Though I haven't confirmed this, it seems that Boycott from Within are basically constructed of two major groups, Anarchists Against the Wall and the Coalition of Women for Peace. There are other independents, such as myself, but the demographics, in the theatre, were very obvious; Ashkenazi, well educated, English-speaking, with an unusually high percentage of gay men and women. Ages range between late 20's to late 80's, which I personally found encouraging- I wouldn't want to think that the fight for human rights can be marginalized as a "student revolt".
What does all this data mean? Right now, we are a core of "extreme" Israeli Left. The Anarchists (typically young men), who dare to travel across the "green line" and the Feminists (typically older women) that dare to question the need for civil militarism. Fluent English is evidence of their education. The fact that we were a landslide Ashkenazi majority is evidence of the social apartheid within Israel, that still subtly separates black and white Jews.
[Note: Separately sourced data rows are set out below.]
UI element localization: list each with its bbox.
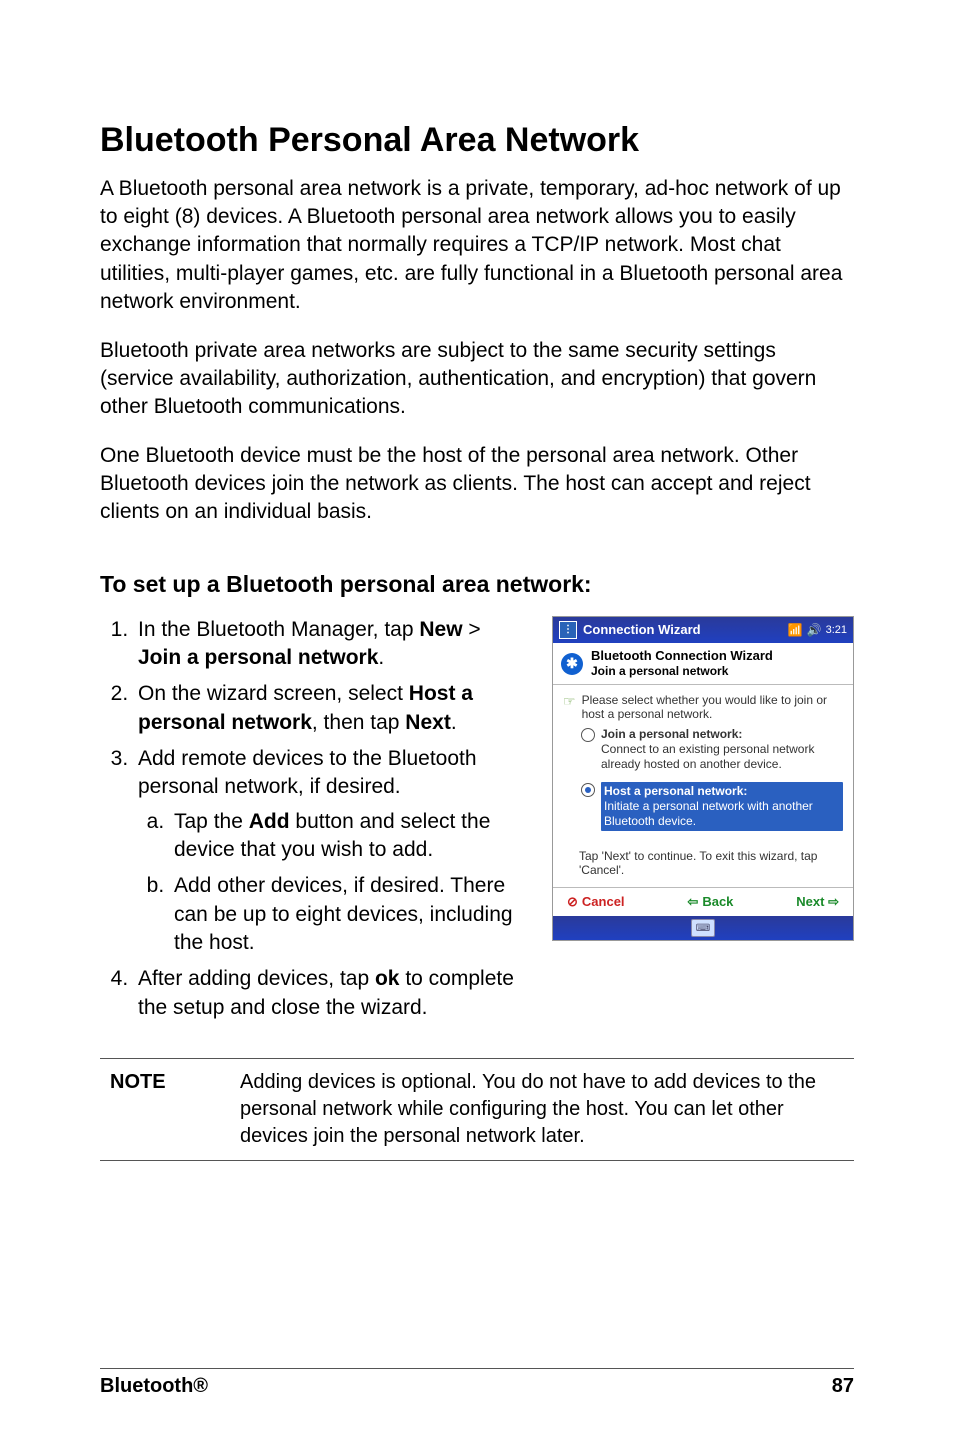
section-subheading: To set up a Bluetooth personal area netw… <box>100 571 854 598</box>
footer-chapter: Bluetooth® <box>100 1375 208 1398</box>
step-1-bold-new: New <box>419 618 462 641</box>
wizard-header: ✱ Bluetooth Connection Wizard Join a per… <box>553 643 853 686</box>
step-4-text-a: After adding devices, tap <box>138 967 375 990</box>
page-footer: Bluetooth® 87 <box>100 1328 854 1398</box>
wizard-subtitle: Join a personal network <box>591 664 728 678</box>
step-1-bold-join: Join a personal network <box>138 646 378 669</box>
titlebar-title: Connection Wizard <box>583 622 701 637</box>
radio-icon <box>581 783 595 797</box>
step-3a: Tap the Add button and select the device… <box>170 808 528 865</box>
hand-icon: ☞ <box>563 693 576 721</box>
step-3a-bold-add: Add <box>249 810 290 833</box>
page-title: Bluetooth Personal Area Network <box>100 120 854 161</box>
step-3a-text-a: Tap the <box>174 810 249 833</box>
prompt-text: Please select whether you would like to … <box>582 693 843 721</box>
step-3-text: Add remote devices to the Bluetooth pers… <box>138 747 477 798</box>
bluetooth-icon: ✱ <box>561 653 583 675</box>
radio-icon <box>581 728 595 742</box>
step-1: In the Bluetooth Manager, tap New > Join… <box>134 616 528 673</box>
step-2-text-c: , then tap <box>312 711 405 734</box>
note-box: NOTE Adding devices is optional. You do … <box>100 1058 854 1161</box>
app-icon: ⋮ <box>559 621 577 639</box>
keyboard-icon[interactable]: ⌨ <box>691 919 715 937</box>
paragraph-1: A Bluetooth personal area network is a p… <box>100 175 854 317</box>
wizard-title: Bluetooth Connection Wizard <box>591 648 773 663</box>
radio-option-host[interactable]: Host a personal network: Initiate a pers… <box>581 782 843 831</box>
note-label: NOTE <box>100 1069 210 1150</box>
footer-rule <box>100 1368 854 1369</box>
back-button[interactable]: Back <box>687 894 733 910</box>
cancel-button[interactable]: Cancel <box>567 894 625 910</box>
step-2: On the wizard screen, select Host a pers… <box>134 680 528 737</box>
wizard-footnote: Tap 'Next' to continue. To exit this wiz… <box>553 845 853 887</box>
step-2-text-e: . <box>451 711 457 734</box>
option-host-desc: Initiate a personal network with another… <box>604 799 813 828</box>
device-screenshot: ⋮ Connection Wizard 📶 🔊 3:21 ✱ Bluetooth… <box>552 616 854 942</box>
note-text: Adding devices is optional. You do not h… <box>240 1069 854 1150</box>
step-1-text-e: . <box>378 646 384 669</box>
step-3: Add remote devices to the Bluetooth pers… <box>134 745 528 957</box>
document-page: Bluetooth Personal Area Network A Blueto… <box>0 0 954 1438</box>
step-1-text-a: In the Bluetooth Manager, tap <box>138 618 419 641</box>
step-2-text-a: On the wizard screen, select <box>138 682 409 705</box>
clock-text: 3:21 <box>826 624 847 636</box>
option-join-desc: Connect to an existing personal network … <box>601 742 814 771</box>
steps-column: In the Bluetooth Manager, tap New > Join… <box>100 616 528 1030</box>
next-button[interactable]: Next <box>796 894 839 910</box>
option-join-title: Join a personal network: <box>601 727 843 742</box>
step-1-text-c: > <box>463 618 481 641</box>
device-bottombar: ⌨ <box>553 916 853 940</box>
radio-option-join[interactable]: Join a personal network: Connect to an e… <box>581 727 843 772</box>
system-tray: 📶 🔊 3:21 <box>788 623 847 637</box>
paragraph-3: One Bluetooth device must be the host of… <box>100 442 854 527</box>
wizard-prompt: ☞ Please select whether you would like t… <box>563 693 843 721</box>
option-host-title: Host a personal network: <box>604 784 840 799</box>
paragraph-2: Bluetooth private area networks are subj… <box>100 337 854 422</box>
step-2-bold-next: Next <box>405 711 451 734</box>
wizard-button-bar: Cancel Back Next <box>553 887 853 916</box>
sound-icon: 🔊 <box>807 623 822 637</box>
step-4: After adding devices, tap ok to complete… <box>134 965 528 1022</box>
footer-page-number: 87 <box>832 1375 854 1398</box>
signal-icon: 📶 <box>788 623 803 637</box>
device-titlebar: ⋮ Connection Wizard 📶 🔊 3:21 <box>553 617 853 643</box>
step-3b: Add other devices, if desired. There can… <box>170 872 528 957</box>
step-4-bold-ok: ok <box>375 967 400 990</box>
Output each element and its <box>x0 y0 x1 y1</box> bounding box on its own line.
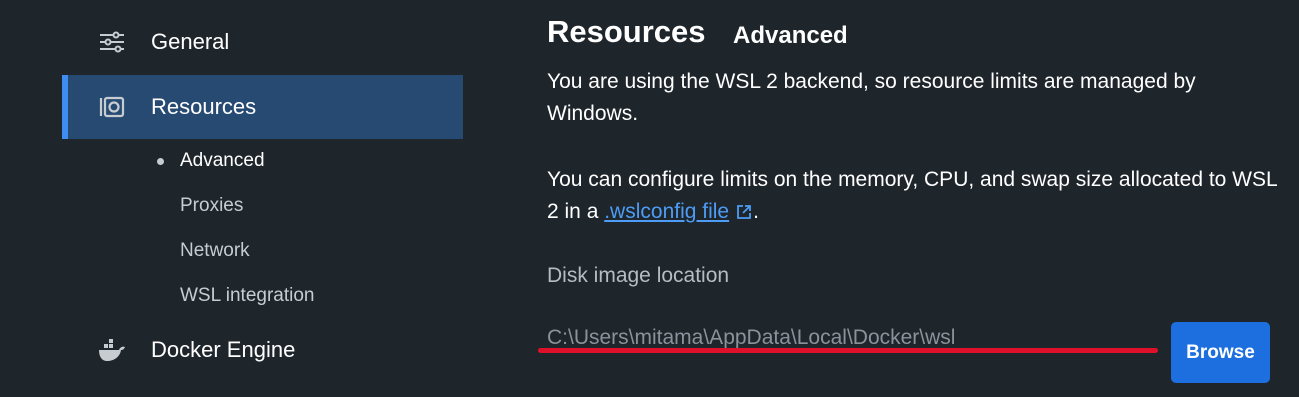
whale-icon <box>96 334 128 366</box>
page-subtitle: Advanced <box>733 22 848 49</box>
page-title: Resources <box>547 14 706 49</box>
sidebar-item-label: Resources <box>151 94 257 119</box>
browse-button[interactable]: Browse <box>1171 322 1270 383</box>
wslconfig-file-link[interactable]: .wslconfig file <box>604 200 753 223</box>
sidebar-subitem-proxies[interactable]: Proxies <box>180 195 243 217</box>
wsl-backend-note: You are using the WSL 2 backend, so reso… <box>547 70 1196 125</box>
sidebar-subitem-wsl-integration[interactable]: WSL integration <box>180 285 314 307</box>
sidebar-item-docker-engine[interactable]: Docker Engine <box>62 318 463 382</box>
sidebar-subitem-network[interactable]: Network <box>180 240 250 262</box>
sidebar-subitem-advanced[interactable]: Advanced <box>180 150 265 172</box>
main-content: Resources Advanced You are using the WSL… <box>538 0 1287 397</box>
sidebar-item-resources[interactable]: Resources <box>62 75 463 139</box>
disk-image-location-label: Disk image location <box>547 264 730 287</box>
sidebar-item-label: Docker Engine <box>151 337 296 362</box>
wslconfig-note-suffix: . <box>753 200 759 223</box>
wslconfig-link-text[interactable]: .wslconfig file <box>604 200 729 223</box>
active-bullet <box>157 158 164 165</box>
sidebar: General Resources Advanced Proxies Netwo… <box>0 0 470 397</box>
wslconfig-note: You can configure limits on the memory, … <box>547 164 1282 228</box>
external-link-icon[interactable] <box>735 199 753 219</box>
sidebar-item-general[interactable]: General <box>62 10 463 74</box>
sliders-icon <box>96 26 128 58</box>
sidebar-item-label: General <box>151 29 230 54</box>
resources-icon <box>96 91 128 123</box>
annotation-underline <box>538 348 1158 353</box>
settings-window: General Resources Advanced Proxies Netwo… <box>0 0 1299 397</box>
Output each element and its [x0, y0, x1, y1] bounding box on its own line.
Who isn't Boycott from Within?
As the debates were unfolding, it was interesting to see the process of alienation some participants went through, as they realized they don't want to join this initiative. Though I can only speak for myself, I'm pretty sure the signed members will welcome anyone who wishes to join.
The first to leave was a psuedo-left-wing Zionist, that somehow stumbled into the Almidan theatre, on the wrong day. He got knocked out in the first round, in the short Q&A that was held after Kleins lecture. Typically, he didn't ask a question, but loudly lectured Klein on her "historical inaccuracies" and told her she only blames Israel and the usual Zionist drivel. When he later interrupted her answer to someone else's question, he was hissed down by the rest of us. Typically again, he chose to demonstratively and conspicuously walk out of the room. And typically of a Zionist, again, he stopped at the bar for a cup of coffee, before drinking it and walking out.
The second type of people that probably will not be joining us in a boycott from within, seem to be basically confused about the issues and generally uninformed. Strange questions were raised, like "how am I suppose to boycott Israeli products?"
Conclusions of the First Boycott from Within Meeting
Since the question did arise, I guess it's a good time to address the aims of the movement. Obviously we can't boycott ourselves- that would be suicide. What we are doing (other than standing in solidarity with Palestinians) is asking the world to help us from ourselves, on one hand, but also showing the world that there are Israelis who are asking for the boycott. We see it as a tool to creating a better future for ourselves, one that includes all the inhabitants of Palestine.
The Second conclusion is more global. It's very important to create a positive BDS movement. As Klein put it, at the meeting; A boycott is a negative action, thus we must conduct ourselves in a positive manner, embodying anti-racism and inclusiveness.
Though the Boycott from Within statement is that of passive support for the Palestinian call, the past few days have revealed to me, a more active entity. My inbox is full of information from the mailing list. Calls for action, letter writing, and information about the spreading of the boycott. Also, at the meeting there was some talk about spreading the word within Israel. Although that's not a goal I'd personally aim my efforts at, it's a good, proactive thought and as such, very welcome in my opinion.
There's plenty of work to do, as the group has yet to completely solidify its goals and statements, but I truly felt good energy at the meeting. The obvious hard core are capable and determined people and there was mutual respect between "leaders" and "group". Though there was a stage/audience dynamic, it was very much an open debate; People spoke, asked questions, expressed concerns... It almost felt like a democracy.